Farmers need to tell their own story about how they produce food on their farms. This is one of the messages that Judi Adams, president of the Wheat Foods Council, shared with participants at the Women Managing the Farm Conference in Manhattan, Kansas, on February 5.

"It's really important that farmers get out in front of the public and tell them what they do and how they raise their crops. And, that they're people just like the rest of us, and they have children and grandchildren and they're not going to do anything that's going to hurt anybody's health,” Adams said. “They're growing wonderful, healthy products and they need to be telling people that, because there so much suspicion about our food supply in the United States, and we know it's the best food in the entire world and probably the cheapest in the entire world and we forget to be thankful for it.

Adams continued, "I think it's only in America and some of the more developed countries in Europe that can actually be picky about the food they eat. Most of the world is just happy to get food and happy to get calories, so farmers need to be telling their own story."

Adams shared nutrition information with the 250 women ag producers in the audience. By giving sound, scientific information, Adams equipped the attendees with the knowledge they need to address concerns about the nutritional benefits of the foods they produce and the safety of food production.

Specifically, she spoke about the nutritional benefits of grains, including wheat.

 "Wheat has been proven throughout research for years that it's an anti-inflammatory, so it's good for our body that way. People who eat a lot of whole grains, including whole wheat, have less risk of heart disease and diabetes. It's been proven through research that it's very healthy,” said Adams.

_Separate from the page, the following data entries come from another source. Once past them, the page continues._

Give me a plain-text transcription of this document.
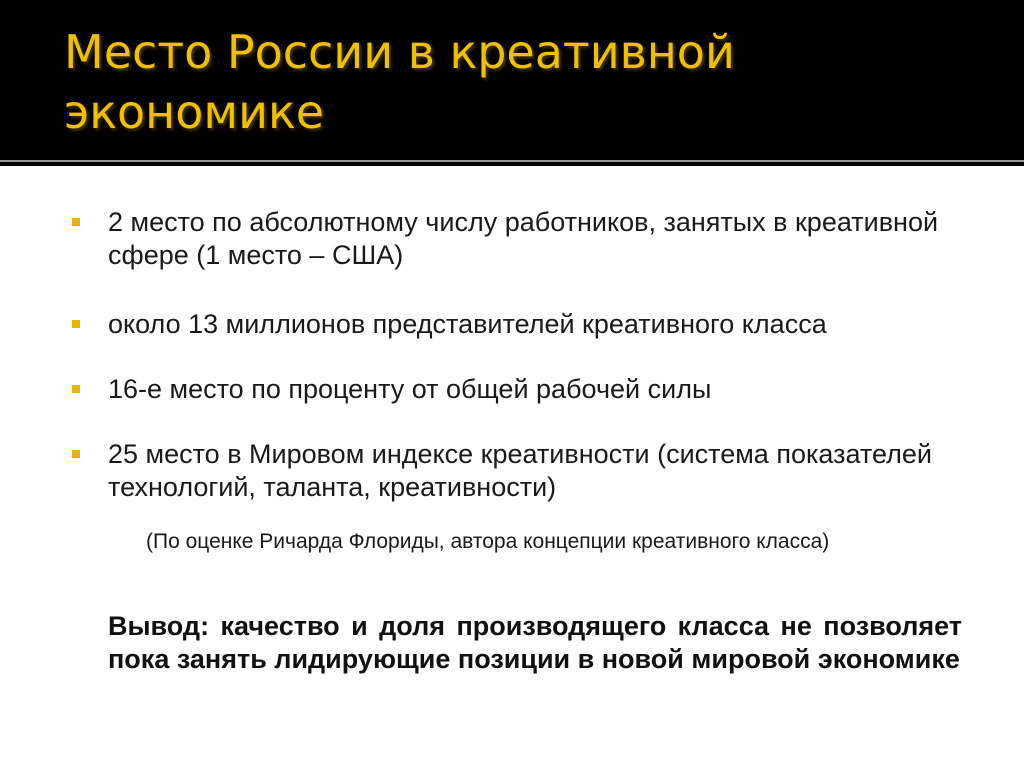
Место России в креативной экономике
2 место по абсолютному числу работников, занятых в креативной сфере (1 место – США)
около 13 миллионов представителей креативного класса
16-е место по проценту от общей рабочей силы
25 место в Мировом индексе креативности (система показателей технологий, таланта, креативности)

(По оценке Ричарда Флориды, автора концепции креативного класса)

Вывод: качество и доля производящего класса не позволяет пока занять лидирующие позиции в новой мировой экономике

"Now, you hear a lot of anecdotal things that wheat’s not healthy, and that's exactly what they are -- they're anecdotal. They're not research, and people need to start looking at the science when they talk and hear about grains, because grains are very good for them. We're not eating enough whole grains, and we should be eating more."

The Women Managing the Farm conference is held annually. In an industry traditionally dominated by men, women have a strong and growing presence in U.S. agriculture. In fact, more and more women are choosing to own and manage their own farms. At the 2015 Women Managing the Farm Conference, the ultimate goal was to provide women with the tools they need to remain sustainable.

Attendees also had the opportunity to tour the KSU Grain Science complex on February 4 and share joint sessions with the Kansas Commodity Classic on February 6.

They also enjoyed general session presentations from Jim Richardson, freelance photographer, Jackie McClaskey, Kansas Secretary of Agriculture, and Dr. Barry Flinchbaugh, K-State professor emeritus, department of agricultural economics.

By Marsha Boswell

 

Judi Adams, president of Wheat Foods Council, speaks to a crowd at the Women Managing the Farm Conference on February 6, 2015.